Here is a rundown of some starches that are gluten-free:
This starch comes from tropical plants. Arrowroot is used to make biscuits, cakes, hot sauces, and pudding. In Asian cuisine, Japanese arrowroot (kudzu) is used to make noodles. It works well to thicken up sauces, and is often used instead of cornstarch. Unlike cornstarch or other thickeners that make a sauce that is cloudy, arrowroot sauces are clear. It also adds body and texture to baked goods, or can be used to bread veggies, chicken, and fish. Arrowroot is not high in nutrition.
As you can probably guess, potato starch comes from crushed potatoes. The starch is then washed and dried out. Although potato starch doesn’t offer much in the way of nutrition, it does help to add moisture and texture. Because it absorbs a lot of moisture, potato starch is a good starch to use if you are baking something you want to be crispy. Potato starch should be combined with a gluten-free flour.

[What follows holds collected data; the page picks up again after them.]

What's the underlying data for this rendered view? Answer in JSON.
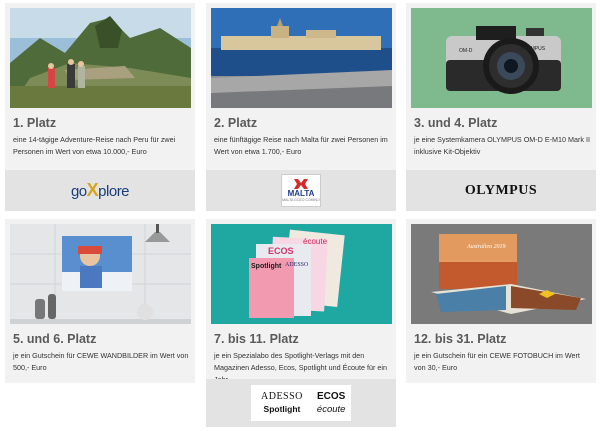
{
  "prizes": [
    {
      "title": "1. Platz",
      "text": "eine 14-tägige Adventure-Reise nach Peru für zwei Personen im Wert von etwa 10.000,- Euro",
      "image": "machu-picchu-photo",
      "logo": {
        "left": "go",
        "x": "X",
        "right": "plore"
      }
    },
    {
      "title": "2. Platz",
      "text": "eine fünftägige Reise nach Malta für zwei Personen im Wert von etwa 1.700,- Euro",
      "image": "valletta-harbour-photo",
      "logo": {
        "name": "MALTA",
        "tagline": "MALTA GOZO COMINO"
      }
    },
    {
      "title": "3. und 4. Platz",
      "text": "je eine Systemkamera OLYMPUS OM-D E-M10 Mark II inklusive Kit-Objektiv",
      "image": "olympus-camera-photo",
      "camera_label": "OM-D",
      "camera_brand": "OLYMPUS",
      "logo": {
        "name": "OLYMPUS"
      }
    },
    {
      "title": "5. und 6. Platz",
      "text": "je ein Gutschein für CEWE WANDBILDER im Wert von 500,- Euro",
      "image": "wall-picture-photo"
    },
    {
      "title": "7. bis 11. Platz",
      "text": "je ein Spezialabo des Spotlight-Verlags mit den Magazinen Adesso, Ecos, Spotlight und Écoute für ein Jahr",
      "image": "magazines-photo",
      "magazines": [
        "ECOS",
        "écoute",
        "ADESSO",
        "Spotlight"
      ],
      "logo": {
        "adesso": "ADESSO",
        "ecos": "ECOS",
        "spotlight": "Spotlight",
        "ecoute": "écoute"
      }
    },
    {
      "title": "12. bis 31. Platz",
      "text": "je ein Gutschein für ein CEWE FOTOBUCH im Wert von 30,- Euro",
      "image": "photobook-photo",
      "book_title": "Australien 2019"
    }
  ]
}
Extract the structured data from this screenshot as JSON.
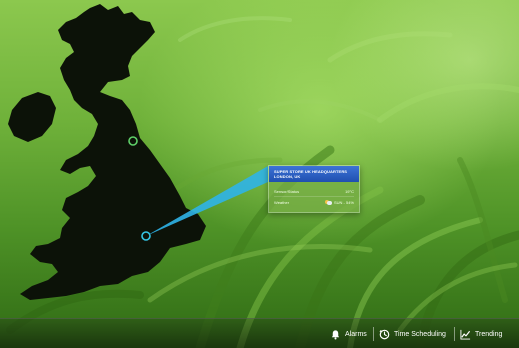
{
  "callout": {
    "title": "SUPER STORE UK HEADQUARTERS",
    "subtitle": "LONDON, UK",
    "rows": [
      {
        "label": "Sensor/Status",
        "value": "19°C"
      },
      {
        "label": "Weather",
        "value": "SUN - 54%",
        "icon": "partly-sunny-icon"
      }
    ]
  },
  "toolbar": {
    "items": [
      {
        "label": "Alarms",
        "icon": "bell-icon"
      },
      {
        "label": "Time Scheduling",
        "icon": "clock-icon"
      },
      {
        "label": "Trending",
        "icon": "trend-line-icon"
      }
    ]
  },
  "markers": [
    {
      "name": "north-site",
      "color": "#5fd069"
    },
    {
      "name": "london-headquarters",
      "color": "#35c6e6"
    }
  ],
  "colors": {
    "callout_header": "#2a5fc4",
    "callout_pointer": "#2fb4e8",
    "map_fill": "#0c1208"
  }
}
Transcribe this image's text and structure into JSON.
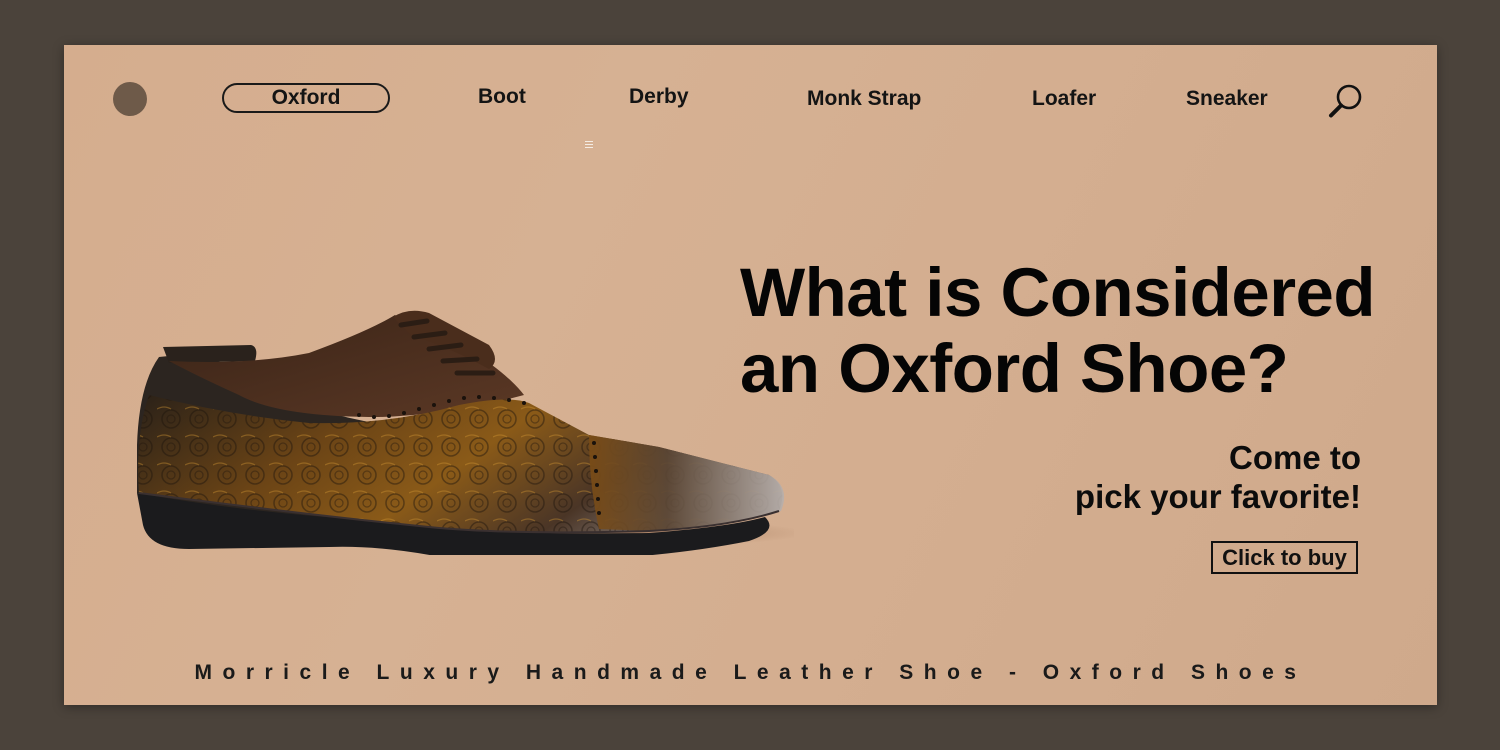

Tapioca starch is a commonly used starch in gluten-free products, and it is often called for in recipes. Like arrowroot and potato starch, it is not high in nutrition, and it won’t add flavor to your cooking. It adds structure to baked goods, and will make them nice and golden brown. It can also be used as a thickener in sauces and gravy or as a batter coating. Just beware—using too much tapioca starch can give the final product a strong taste and can even make food taste slimy.
Cornstarch is a good substitution for potato starch or tapioca (although if you do make this substitution, you should add in a leavening product such as baking powder or baking soda). Although it won’t help your baked goods rise as much as tapioca, it will provide flavor and a crispy texture. And, cornstarch is very easy to find and relatively inexpensive.
Like other starches, rice starch can be used to thicken sauces and in baking. However, some cooks complain that rice starch can result in a finished product that is grainy and baked goods that are heavy and chewy. As often happens with gluten-free cooking, you’ll have to try rice starch for yourself and decide if you like the results.
Bean starch may be a bit harder to find than cornstarch or the other starches listed. Bean starch can result in bread and baked goods that are more elastic, meaning they will have a nice texture. Bean starch also helps to produce bread that has a soft texture.
One more tip when using starches for cooking: a grain starch such as cornstarch is good to use when you want to thicken something right at the beginning of cooking, such as stew. “Root” starches, such as potato, tapioca, and arrowroot, should be used if you need to thicken a sauce quickly, right before taking it off the stove.
As you can see, different starches will contribute different things to add to your cooking. Often, a recipe will call for a combination of starches so that you reap all the benefits you can—for example, a recipe might call for both tapioca starch (which will result in golden-brown baked goods) and potato starch (which will add a nice light texture to baked goods).